145. Pour ce qui est de la troisième série de déclarations, la Cour observe qu’il était question de déclarations sur certains sujets d’actualité. Plus précisément, ces dernières consistaient en la critique : de l’attitude du président de la République vis‑à-vis des institutions internationales ; des déclarations du président des affaires religieuses sur des décisions judiciaires relatives au cours de religion obligatoire ; de la réforme constitutionnelle (dans ses déclarations, le requérant avait cité les noms de magistrats assassinés dans l’exercice de leurs fonctions) ; et de la nomination de l’ancien secrétaire au ministère de la Justice en tant que ministre de la Justice pendant la période électorale. Ces déclarations comprenaient aussi une prise de position sur le port du foulard islamique par l’épouse du président de la République, sur l’importance de la séparation des pouvoirs et du principe de laïcité, ainsi que sur les discours des hommes politiques visant les tribunaux et le système judiciaire en général (point 4 a) i-viii).

146. La Cour note que cette série de déclarations a été jugée incompatible non seulement avec la profession de magistrat mais aussi avec le but de l’association dont le requérant était président.

147. La Cour observe que certaines des déclarations en cause – à savoir la critique des déclarations du président des affaires religieuses sur des décisions judiciaires relatives au cours de religion obligatoire, celle de la réforme constitutionnelle, celle de la nomination de l’ancien secrétaire au ministère de la Justice en tant que ministre de la Justice pendant la période électorale, le rappel de l’importance de la séparation des pouvoirs et du principe de laïcité, et la prise de position sur les discours des hommes politiques visant les tribunaux et le système judiciaire en général – concernaient en grande partie des problèmes touchant au système judiciaire. À ce sujet, la Cour ne peut que réitérer les considérations exprimées ci‑avant, selon lesquelles il s’agissait de déclarations relevant manifestement d’un débat sur des questions d’intérêt général et appelant un niveau élevé de protection de la liberté d’expression du requérant.
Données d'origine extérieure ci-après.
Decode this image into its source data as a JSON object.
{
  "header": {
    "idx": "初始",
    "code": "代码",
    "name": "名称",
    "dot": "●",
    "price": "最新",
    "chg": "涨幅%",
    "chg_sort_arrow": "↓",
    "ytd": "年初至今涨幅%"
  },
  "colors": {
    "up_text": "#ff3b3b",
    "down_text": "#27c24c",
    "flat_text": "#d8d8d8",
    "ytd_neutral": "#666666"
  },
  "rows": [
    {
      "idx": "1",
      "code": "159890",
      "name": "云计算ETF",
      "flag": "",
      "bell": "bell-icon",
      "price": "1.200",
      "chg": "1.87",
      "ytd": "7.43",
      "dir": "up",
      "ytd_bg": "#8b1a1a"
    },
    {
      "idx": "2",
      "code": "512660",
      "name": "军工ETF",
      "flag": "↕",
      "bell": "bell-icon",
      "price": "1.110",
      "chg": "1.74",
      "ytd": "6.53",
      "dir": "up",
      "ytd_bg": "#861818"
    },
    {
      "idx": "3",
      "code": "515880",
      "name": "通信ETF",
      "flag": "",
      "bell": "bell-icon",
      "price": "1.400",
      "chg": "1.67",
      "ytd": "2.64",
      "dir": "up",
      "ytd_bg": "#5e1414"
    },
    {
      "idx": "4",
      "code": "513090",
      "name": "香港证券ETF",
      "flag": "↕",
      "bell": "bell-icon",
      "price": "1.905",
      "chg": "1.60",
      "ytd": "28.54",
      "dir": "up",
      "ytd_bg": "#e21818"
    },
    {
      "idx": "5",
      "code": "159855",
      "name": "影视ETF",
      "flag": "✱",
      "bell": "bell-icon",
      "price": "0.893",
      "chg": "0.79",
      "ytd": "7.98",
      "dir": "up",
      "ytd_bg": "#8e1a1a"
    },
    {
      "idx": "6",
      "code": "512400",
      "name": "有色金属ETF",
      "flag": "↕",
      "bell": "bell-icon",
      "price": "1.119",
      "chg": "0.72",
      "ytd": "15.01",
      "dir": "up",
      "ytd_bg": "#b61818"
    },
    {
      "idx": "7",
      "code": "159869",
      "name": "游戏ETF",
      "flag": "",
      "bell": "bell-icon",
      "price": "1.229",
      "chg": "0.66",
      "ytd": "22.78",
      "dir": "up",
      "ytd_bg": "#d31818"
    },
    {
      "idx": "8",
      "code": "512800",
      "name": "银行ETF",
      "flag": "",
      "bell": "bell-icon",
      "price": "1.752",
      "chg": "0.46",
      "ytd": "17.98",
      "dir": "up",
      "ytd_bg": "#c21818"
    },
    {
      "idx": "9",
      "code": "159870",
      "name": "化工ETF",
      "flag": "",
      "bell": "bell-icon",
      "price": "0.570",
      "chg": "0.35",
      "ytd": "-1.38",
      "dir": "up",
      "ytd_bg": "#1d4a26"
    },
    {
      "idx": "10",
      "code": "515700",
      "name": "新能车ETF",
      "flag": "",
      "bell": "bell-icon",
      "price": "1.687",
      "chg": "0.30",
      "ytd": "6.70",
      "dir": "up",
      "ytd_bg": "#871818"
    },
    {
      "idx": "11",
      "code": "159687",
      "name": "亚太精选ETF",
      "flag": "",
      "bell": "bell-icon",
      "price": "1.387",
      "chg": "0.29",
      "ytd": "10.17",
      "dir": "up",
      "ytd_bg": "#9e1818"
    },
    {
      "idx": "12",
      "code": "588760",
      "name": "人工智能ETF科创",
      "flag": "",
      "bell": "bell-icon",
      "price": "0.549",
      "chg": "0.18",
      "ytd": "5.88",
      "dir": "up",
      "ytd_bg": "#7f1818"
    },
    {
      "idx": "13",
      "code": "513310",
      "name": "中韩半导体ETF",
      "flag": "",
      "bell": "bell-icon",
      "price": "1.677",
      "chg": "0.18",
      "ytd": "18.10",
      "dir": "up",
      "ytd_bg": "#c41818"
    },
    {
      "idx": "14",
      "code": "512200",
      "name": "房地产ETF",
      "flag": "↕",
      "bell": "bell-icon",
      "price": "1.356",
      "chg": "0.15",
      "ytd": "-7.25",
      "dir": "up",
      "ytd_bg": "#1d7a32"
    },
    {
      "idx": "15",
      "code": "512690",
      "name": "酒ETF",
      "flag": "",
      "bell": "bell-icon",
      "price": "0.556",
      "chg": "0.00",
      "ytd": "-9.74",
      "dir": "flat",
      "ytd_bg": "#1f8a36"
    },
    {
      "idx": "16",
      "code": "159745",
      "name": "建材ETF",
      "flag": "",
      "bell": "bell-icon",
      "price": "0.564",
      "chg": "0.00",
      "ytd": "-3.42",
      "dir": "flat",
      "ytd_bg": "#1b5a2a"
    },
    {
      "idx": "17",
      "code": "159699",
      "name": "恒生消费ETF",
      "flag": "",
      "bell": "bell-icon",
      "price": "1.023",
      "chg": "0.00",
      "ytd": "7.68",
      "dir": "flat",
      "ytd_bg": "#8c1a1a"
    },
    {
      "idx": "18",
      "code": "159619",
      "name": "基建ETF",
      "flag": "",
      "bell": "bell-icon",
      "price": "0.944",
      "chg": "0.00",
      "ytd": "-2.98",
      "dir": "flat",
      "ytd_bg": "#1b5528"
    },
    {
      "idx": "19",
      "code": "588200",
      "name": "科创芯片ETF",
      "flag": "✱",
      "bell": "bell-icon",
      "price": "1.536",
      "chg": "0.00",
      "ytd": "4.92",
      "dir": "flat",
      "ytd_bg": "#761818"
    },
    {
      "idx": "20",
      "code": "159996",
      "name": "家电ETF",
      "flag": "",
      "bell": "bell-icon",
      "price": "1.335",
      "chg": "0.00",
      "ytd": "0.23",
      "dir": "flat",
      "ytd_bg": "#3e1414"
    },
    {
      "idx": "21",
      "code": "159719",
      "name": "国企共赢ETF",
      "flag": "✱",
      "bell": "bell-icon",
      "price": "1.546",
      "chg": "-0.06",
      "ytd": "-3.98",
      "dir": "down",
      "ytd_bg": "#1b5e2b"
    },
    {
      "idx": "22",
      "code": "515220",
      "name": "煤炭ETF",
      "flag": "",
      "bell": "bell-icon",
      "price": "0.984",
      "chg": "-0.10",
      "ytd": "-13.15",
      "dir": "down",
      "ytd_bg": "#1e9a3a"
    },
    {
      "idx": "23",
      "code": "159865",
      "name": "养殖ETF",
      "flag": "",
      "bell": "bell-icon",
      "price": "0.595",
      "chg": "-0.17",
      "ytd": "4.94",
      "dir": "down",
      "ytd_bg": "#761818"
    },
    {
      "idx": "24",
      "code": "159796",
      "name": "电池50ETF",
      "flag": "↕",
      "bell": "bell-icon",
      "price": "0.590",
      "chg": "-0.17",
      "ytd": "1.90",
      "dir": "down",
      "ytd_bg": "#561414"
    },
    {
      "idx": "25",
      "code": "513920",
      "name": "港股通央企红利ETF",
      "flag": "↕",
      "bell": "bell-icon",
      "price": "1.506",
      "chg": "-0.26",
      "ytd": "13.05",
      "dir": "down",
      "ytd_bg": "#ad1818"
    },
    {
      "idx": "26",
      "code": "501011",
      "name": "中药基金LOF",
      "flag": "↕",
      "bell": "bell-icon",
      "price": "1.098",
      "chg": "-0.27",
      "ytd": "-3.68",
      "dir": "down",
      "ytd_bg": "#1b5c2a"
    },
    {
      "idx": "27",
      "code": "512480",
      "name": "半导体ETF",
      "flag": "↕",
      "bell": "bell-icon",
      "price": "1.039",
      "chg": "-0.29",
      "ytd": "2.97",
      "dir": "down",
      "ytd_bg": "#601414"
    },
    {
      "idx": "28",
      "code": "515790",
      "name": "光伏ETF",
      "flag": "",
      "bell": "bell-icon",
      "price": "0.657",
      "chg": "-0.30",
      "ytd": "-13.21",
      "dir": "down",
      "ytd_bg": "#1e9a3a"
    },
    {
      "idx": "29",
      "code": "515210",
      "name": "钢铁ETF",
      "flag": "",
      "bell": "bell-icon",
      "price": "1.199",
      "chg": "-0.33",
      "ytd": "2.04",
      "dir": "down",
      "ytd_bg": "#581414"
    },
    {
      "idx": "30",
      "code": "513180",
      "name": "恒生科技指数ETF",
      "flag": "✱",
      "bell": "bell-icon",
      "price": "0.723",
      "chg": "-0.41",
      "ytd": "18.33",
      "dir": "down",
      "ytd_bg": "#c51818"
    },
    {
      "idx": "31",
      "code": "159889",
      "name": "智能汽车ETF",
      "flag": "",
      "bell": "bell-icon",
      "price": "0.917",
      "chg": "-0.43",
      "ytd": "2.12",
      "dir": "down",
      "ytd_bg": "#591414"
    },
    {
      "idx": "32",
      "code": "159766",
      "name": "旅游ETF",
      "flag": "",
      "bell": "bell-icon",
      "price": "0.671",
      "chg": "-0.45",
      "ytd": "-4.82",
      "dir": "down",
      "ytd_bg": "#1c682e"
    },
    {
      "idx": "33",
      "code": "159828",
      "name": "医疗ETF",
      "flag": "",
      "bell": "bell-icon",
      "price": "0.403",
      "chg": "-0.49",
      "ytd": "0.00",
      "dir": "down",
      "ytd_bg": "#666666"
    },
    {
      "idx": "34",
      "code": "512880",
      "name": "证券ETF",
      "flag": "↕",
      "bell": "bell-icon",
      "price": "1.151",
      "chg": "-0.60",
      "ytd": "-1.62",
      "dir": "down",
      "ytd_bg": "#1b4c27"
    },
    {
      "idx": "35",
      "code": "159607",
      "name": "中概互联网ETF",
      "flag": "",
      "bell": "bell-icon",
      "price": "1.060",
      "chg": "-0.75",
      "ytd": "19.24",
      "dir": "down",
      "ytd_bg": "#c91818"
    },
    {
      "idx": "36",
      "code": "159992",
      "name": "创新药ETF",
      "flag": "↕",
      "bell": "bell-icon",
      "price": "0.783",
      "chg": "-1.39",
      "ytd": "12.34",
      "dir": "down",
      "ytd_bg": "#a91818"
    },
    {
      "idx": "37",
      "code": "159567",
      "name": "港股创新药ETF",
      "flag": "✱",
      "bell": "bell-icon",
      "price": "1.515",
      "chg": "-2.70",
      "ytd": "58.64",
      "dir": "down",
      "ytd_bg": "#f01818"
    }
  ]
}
148. Certes, certaines de ces déclarations portaient sur des sujets d’actualité qui n’étaient pas directement pertinents pour des questions concernant le système judiciaire. À cet égard, il convient de souligner qu’il importe que, même si leur participation au débat public sur les grands problèmes de société ne peut être écartée, les membres du corps judiciaire s’abstiennent au moins de faire des déclarations politiques de nature à compromettre leur indépendance et à porter atteinte à leur image d’impartialité. Cela étant, en l’espèce, la Cour observe que, dans sa décision au fond, le CSJM n’a procédé à aucune distinction entre les déclarations du requérant portant directement sur le système judiciaire et celles étrangères aux questions y afférentes. En outre, elle estime qu’il aurait fallu tenir compte du fait que le requérant s’était également exprimé en sa qualité de président d’une association regroupant des magistrats. Même si des réserves peuvent être émises pour ce qui est des déclarations politiques émanant des membres du corps judiciaire, force est de constater que, dans sa décision du 19 juillet 2011, le CSJP n’a pas expliqué en quoi les déclarations politiques litigieuses étaient de nature à porter atteinte à « la dignité et à l’honneur de la profession » et à faire perdre au requérant « la dignité et considération personnelle » (point 4). En effet, seule une minorité des déclarations en cause ne concernait pas directement le système judiciaire et ces déclarations ne contenaient pas des attaques gratuites contre des hommes politiques ou d’autres membres du système judiciaire. Dans la décision du CSJP, la Cour ne voit aucun motif suffisant pour justifier la conclusion selon laquelle, par ses déclarations, le requérant avait porté atteinte à la dignité et à l’honneur de la profession de magistrat (voir, a contrario,Simić, décision précitée, §§ 35-36).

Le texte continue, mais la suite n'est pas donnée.